Задача 52. Решите уравнение: \(\cos 5x = \sin 15x\)
ОТВЕТ: \(\dfrac{\pi }{{40}} + \dfrac{{\pi k}}{{10}};\;\,\,\;\dfrac{\pi }{{20}} + \dfrac{{\pi k}}{5};\;\,\,\;k \in Z.\)

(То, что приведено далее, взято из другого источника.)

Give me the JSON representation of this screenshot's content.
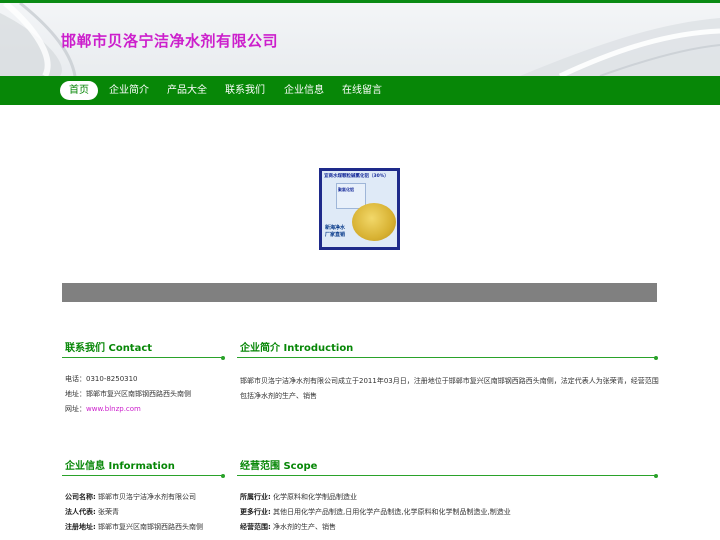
{
  "site": {
    "title": "邯郸市贝洛宁洁净水剂有限公司"
  },
  "nav": {
    "items": [
      "首页",
      "企业简介",
      "产品大全",
      "联系我们",
      "企业信息",
      "在线留言"
    ],
    "active": 0
  },
  "product": {
    "banner_text": "宜商水煤颗粒碱氯化铝（30%）",
    "bag_text": "聚氯化铝",
    "label_line1": "新海净水",
    "label_line2": "厂家直销"
  },
  "contact": {
    "title": "联系我们 Contact",
    "phone_label": "电话：",
    "phone": "0310-8250310",
    "address_label": "地址：",
    "address": "邯郸市复兴区南邯钢西路西头南侧",
    "website_label": "网址：",
    "website": "www.blnzp.com"
  },
  "intro": {
    "title": "企业简介 Introduction",
    "text": "邯郸市贝洛宁洁净水剂有限公司成立于2011年03月日，注册地位于邯郸市复兴区南邯钢西路西头南侧，法定代表人为张荣青，经营范围包括净水剂的生产、销售"
  },
  "info": {
    "title": "企业信息 Information",
    "rows": [
      {
        "label": "公司名称:",
        "value": "邯郸市贝洛宁洁净水剂有限公司"
      },
      {
        "label": "法人代表:",
        "value": "张荣青"
      },
      {
        "label": "注册地址:",
        "value": "邯郸市复兴区南邯钢西路西头南侧"
      }
    ]
  },
  "scope": {
    "title": "经营范围 Scope",
    "rows": [
      {
        "label": "所属行业:",
        "value": "化学原料和化学制品制造业"
      },
      {
        "label": "更多行业:",
        "value": "其他日用化学产品制造,日用化学产品制造,化学原料和化学制品制造业,制造业"
      },
      {
        "label": "经营范围:",
        "value": "净水剂的生产、销售"
      }
    ]
  },
  "colors": {
    "brand_green": "#078707",
    "title_magenta": "#cc1fcc",
    "banner_gray": "#808080"
  }
}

\(\cos 5x = \sin 15x\,\,\,\,\,\,\, \Leftrightarrow \,\,\,\,\,\,\,\sin 15x-\sin \left( {\dfrac{\pi }{2}-5x} \right) = 0.\) Воспользуемся формулой разности синусов: \(\sin \alpha -\sin \beta = 2\sin \dfrac{{\alpha -\beta }}{2}\cos \dfrac{{\alpha + \beta }}{2}.\) \(\sin 15x-\sin \left( {\dfrac{\pi }{2}-5x} \right) = 0\,\,\,\,\,\,\, \Leftrightarrow \,\,\,\,\,\,\,2\sin \dfrac{{15x-\dfrac{\pi }{2} + 5x}}{2}\cos \dfrac{{15x + \dfrac{\pi }{2}-5x}}{2} = 0\,\,\,\,\,\,\, \Leftrightarrow \) \( \Leftrightarrow \,\,\,\,\,\,\,\left[ {\begin{array}{*{20}{c}}{\sin \left( {10x-\dfrac{\pi }{4}} \right) = 0,}\\{\cos \left( {5x + \dfrac{\pi }{4}} \right) = 0\,\,}\end{array}} \right.\,\,\,\,\,\,\, \Leftrightarrow \,\,\,\,\,\,\,\left[ {\begin{array}{*{20}{c}}{10x-\dfrac{\pi }{4} = \pi k,\,\,\,\,\,\,}\\{5x + \dfrac{\pi }{4} = \dfrac{\pi }{2} + \pi k}\end{array}} \right.\,\,\,\,\,\,\, \Leftrightarrow \,\,\,\,\,\,\,\left[ {\begin{array}{*{20}{c}}{10x = \dfrac{\pi }{4} + \pi k,}\\{5x = \dfrac{\pi }{4} + \pi k\,\,\,}\end{array}} \right.\,\,\,\,\,\,\, \Leftrightarrow \) \( \Leftrightarrow \,\,\,\,\,\,\,\left[ {\begin{array}{*{20}{c}}{x = \dfrac{\pi }{{40}} + \dfrac{{\pi k}}{{10}},}\\{x = \dfrac{\pi }{{20}} + \dfrac{{\pi k}}{5},}\end{array}} \right.\,\,\,\,\,\,\,\,\,\,\,k\, \in \,Z.\) Ответ: \(\dfrac{\pi }{{40}} + \dfrac{{\pi k}}{{10}};\;\,\,\;\dfrac{\pi }{{20}} + \dfrac{{\pi k}}{5};\;\,\,\;k \in Z.\)